South African Tourism CEO unveils updated five-year strategic plan
One of our key objectives is to increase tourist arrivals to South Africa by being a competitive, affordable destination that offers tourists memorable experiences. – Thulani Nzima, South African Tourism CEO
South African Tourism CEO Thulani Nzima recently outlined its updated five-year strategic plan and its 2014/15 annual performance plan at the Tourism Business Council of South Africa (TBCSA) AGM.
He told TBCSA members that South African Tourism is still operating in a very challenging environment, with many markets where it has a presence still trying to recover from the global financial crisis.
‘While recovery is happening, it is very slow in many markets, with disposable income limited and even shrinking in some markets where governments have introduced austerity measures.’
He said while the weakening of the South African rand is a positive development for inbound tourism, at the same time it has eroded South African Tourism’s marketing budget in many markets, in some cases by as much as 30%.
South African Tourism operates in various key markets around the world to create awareness of brand South Africa and grow tourist arrivals to the country. The aim is to grow tourism’s trended revenue contribution to the economy by 1.5% per annum and increase foreign tourist arrivals to 15-million and domestic tourists to 18-million by 2020.
‘One of our key objectives is to increase tourist arrivals to South Africa by being a competitive, affordable destination that offers tourists memorable experiences. This in turn will lead to longer stays in the country, resulting in greater travel spend per tourist and improved geographic spread of tourists to more of South Africa’s provinces,’ he said.
Nzima said achieving this objective will aid South African Tourism in fulfilling its mandate – as set out in the new Tourism Act – to create a tourism economy that contributes to sustainable GDP growth, job creation, redistribution and transformation.
Other key objectives are to increase domestic tourism in South Africa, provide quality assurance for tourism products, and sell South Africa as a business events destination.
Changes to tourist arrivals reporting
Nzima also announced a change in the way tourist arrivals will be reported in future.
'Until now our deliverable has been based on foreign arrivals to the country. But from the start of our 2015/16 financial year, we will measure on the basis of tourist arrivals only,’ he said.
In the 2013/14 financial year, South Africa recorded 14.86-million foreign arrivals and 9.61-million tourist arrivals. And South African Tourism estimates that in the 2015/16 financial year tourist arrivals will increase to around 10.4-million.

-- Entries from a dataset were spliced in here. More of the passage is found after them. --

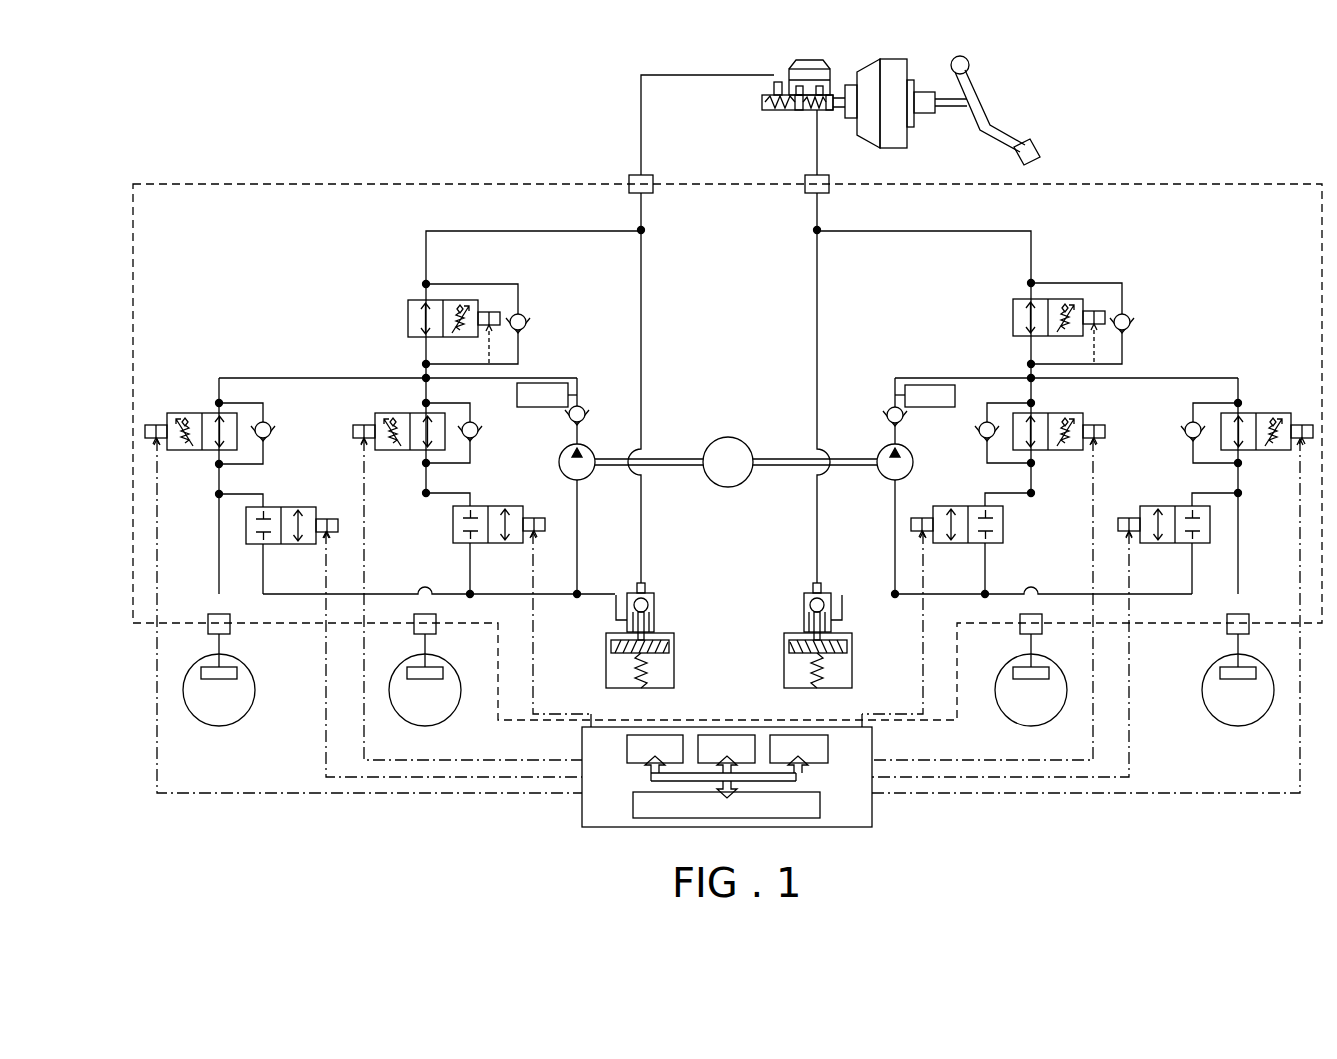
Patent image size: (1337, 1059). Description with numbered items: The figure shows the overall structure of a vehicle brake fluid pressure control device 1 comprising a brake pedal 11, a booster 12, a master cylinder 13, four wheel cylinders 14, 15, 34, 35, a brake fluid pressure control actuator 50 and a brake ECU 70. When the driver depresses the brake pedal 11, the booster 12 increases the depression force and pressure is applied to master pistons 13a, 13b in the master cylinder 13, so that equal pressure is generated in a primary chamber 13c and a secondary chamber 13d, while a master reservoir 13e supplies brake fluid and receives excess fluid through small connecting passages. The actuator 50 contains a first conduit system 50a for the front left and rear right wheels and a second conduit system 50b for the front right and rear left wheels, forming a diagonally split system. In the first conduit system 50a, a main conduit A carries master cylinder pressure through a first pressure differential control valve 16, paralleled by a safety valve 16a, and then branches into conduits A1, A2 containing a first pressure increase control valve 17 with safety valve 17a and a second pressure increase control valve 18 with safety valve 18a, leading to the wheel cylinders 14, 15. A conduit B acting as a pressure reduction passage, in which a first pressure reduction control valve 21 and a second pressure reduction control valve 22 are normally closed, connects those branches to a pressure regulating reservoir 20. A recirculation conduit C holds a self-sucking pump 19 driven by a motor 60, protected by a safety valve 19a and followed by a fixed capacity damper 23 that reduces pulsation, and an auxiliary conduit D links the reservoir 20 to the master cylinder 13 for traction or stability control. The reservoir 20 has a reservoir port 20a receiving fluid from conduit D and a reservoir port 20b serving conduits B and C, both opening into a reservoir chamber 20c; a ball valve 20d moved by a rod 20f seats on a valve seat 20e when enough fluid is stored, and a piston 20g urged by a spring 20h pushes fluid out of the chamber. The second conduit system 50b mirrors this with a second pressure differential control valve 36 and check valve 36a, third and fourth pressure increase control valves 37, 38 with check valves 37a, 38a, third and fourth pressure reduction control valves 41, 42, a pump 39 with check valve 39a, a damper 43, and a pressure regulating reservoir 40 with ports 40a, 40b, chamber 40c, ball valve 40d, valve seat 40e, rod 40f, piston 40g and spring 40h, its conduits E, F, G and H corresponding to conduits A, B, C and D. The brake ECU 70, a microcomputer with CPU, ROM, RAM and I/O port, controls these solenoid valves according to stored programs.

The vehicle brake fluid pressure control device 1 is at (1107, 48).
The brake pedal 11 is at (983, 93).
The booster 12 is at (892, 59).
The master cylinder 13 is at (757, 97).
The master piston 13a is at (800, 112).
The master piston 13b is at (840, 112).
The primary chamber 13c is at (778, 112).
The secondary chamber 13d is at (824, 112).
The master reservoir 13e is at (813, 60).
The wheel cylinder 14 is at (201, 672).
The wheel cylinder 15 is at (407, 672).
The first pressure differential control valve 16 is at (408, 318).
The safety valve 16a is at (514, 312).
The first pressure increase control valve 17 is at (210, 413).
The safety valve 17a is at (272, 423).
The second pressure increase control valve 18 is at (407, 413).
The safety valve 18a is at (480, 430).
The pump 19 is at (559, 462).
The safety valve 19a is at (587, 410).
The pressure regulating reservoir 20 is at (603, 665).
The reservoir port 20a is at (645, 585).
The reservoir port 20b is at (614, 618).
The reservoir chamber 20c is at (608, 637).
The ball valve 20d is at (650, 603).
The valve seat 20e is at (652, 620).
The rod 20f is at (648, 632).
The piston 20g is at (655, 655).
The spring 20h is at (650, 687).
The first pressure reduction control valve 21 is at (270, 507).
The second pressure reduction control valve 22 is at (484, 506).
The fixed capacity damper 23 is at (568, 388).
The wheel cylinder 34 is at (1256, 672).
The wheel cylinder 35 is at (1065, 667).
The second pressure differential control valve 36 is at (1013, 318).
The check valve 36a is at (1118, 312).
The third pressure increase control valve 37 is at (1250, 413).
The check valve 37a is at (1190, 422).
The fourth pressure increase control valve 38 is at (1050, 413).
The check valve 38a is at (978, 430).
The pump 39 is at (913, 462).
The check valve 39a is at (886, 410).
The pressure regulating reservoir 40 is at (855, 665).
The reservoir port 40a is at (813, 585).
The reservoir port 40b is at (844, 618).
The reservoir chamber 40c is at (850, 637).
The ball valve 40d is at (808, 603).
The valve seat 40e is at (806, 620).
The rod 40f is at (810, 632).
The piston 40g is at (803, 655).
The spring 40h is at (806, 687).
The third pressure reduction control valve 41 is at (1190, 506).
The fourth pressure reduction control valve 42 is at (975, 506).
The damper 43 is at (903, 390).
The brake fluid pressure control actuator 50 is at (459, 184).
The first conduit system 50a is at (300, 300).
The second conduit system 50b is at (1180, 300).
The motor 60 is at (716, 438).
The brake ECU 70 is at (872, 818).
The conduit A is at (453, 231).
The conduit A1 is at (219, 552).
The conduit A2 is at (426, 538).
The conduit B is at (492, 598).
The conduit C is at (545, 383).
The conduit D is at (641, 313).
The conduit E is at (1004, 231).
The conduit F is at (960, 598).
The conduit G is at (917, 385).
The conduit H is at (817, 313).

South Africa experienced a decline in the number of domestic tourists in the 2013/14 period, dropping from 12.5-million in the 2012/13 financial year to 12-million in 2013/14. However, Nzima is confident that with the initiatives South African Tourism has implemented, domestic tourism numbers will increase.
South Africa’s business events sector has been doing very well, with the number of business events delegates visiting South Africa in the 2013/14 financial year increasing significantly to 94 893, up from 52 587 delegates in the 2012/13 financial year. This increase can be attributed to the work of the South African National Convention Bureau, which launched in 2012, and its public- and private-sector business events partners.
South Africa has also improved its International Congress and Convention Association country ranking from 37 to 34. It remains the top business events destination in Africa, and is ranked 15th among long-haul business events destinations.
South African Tourism’s portfolio of markets where it has a presence or spends its marketing budget is reviewed every three years. The fourth portfolio review ended on 30 March 2014, and South African Tourism has now finalised its fifth portfolio market analysis, identifying the markets it will focus marketing efforts in over the next three years.
South African Tourism has identified core markets where most of its marketing budget is spent, as well as investment, tactical, watch-list and strategic markets.
In Africa, South African Tourism’s core markets for the next three years are Angola, Mozambique, Nigeria, Kenya, Tanzania and South Africa, with investments markets being Botswana, the Democratic Republic of the Congo, Ghana, Lesotho, Uganda and Zimbabwe.
In the Americas region, Brazil joins the United States as a core market, with Canada identified as an investment market, and Argentina as a watch-list market. South African Tourism will be opening an office in Brazil in September 2014.
In the Asia/Australasia region, China has joined India and Australia as core markets, with Japan and South Korea being investment markets.
In Europe (including the United Kingdom), France, Germany, the Netherlands and the UK remain core markets, with Italy and Russia being investment markets.
Nzima said South African Tourism will continue its hub strategy to take advantage of opportunities in non-core markets. This means, for example, that the Brazil office will take care of marketing activities in Argentina, Chile, Mexico, Peru and Columbia, while China as a hub will take care of Japan, South Korea, and Indonesia, Vietnam, Singapore and Malaysia.
And South African Tourism’s focus on regional Africa – an important growth region – will also be ongoing. South African Tourism recently opened an office in Lagos, Nigeria and there are plans to open offices in Angola and Kenya to take advantage of opportunities in those regions to grow tourism to South Africa.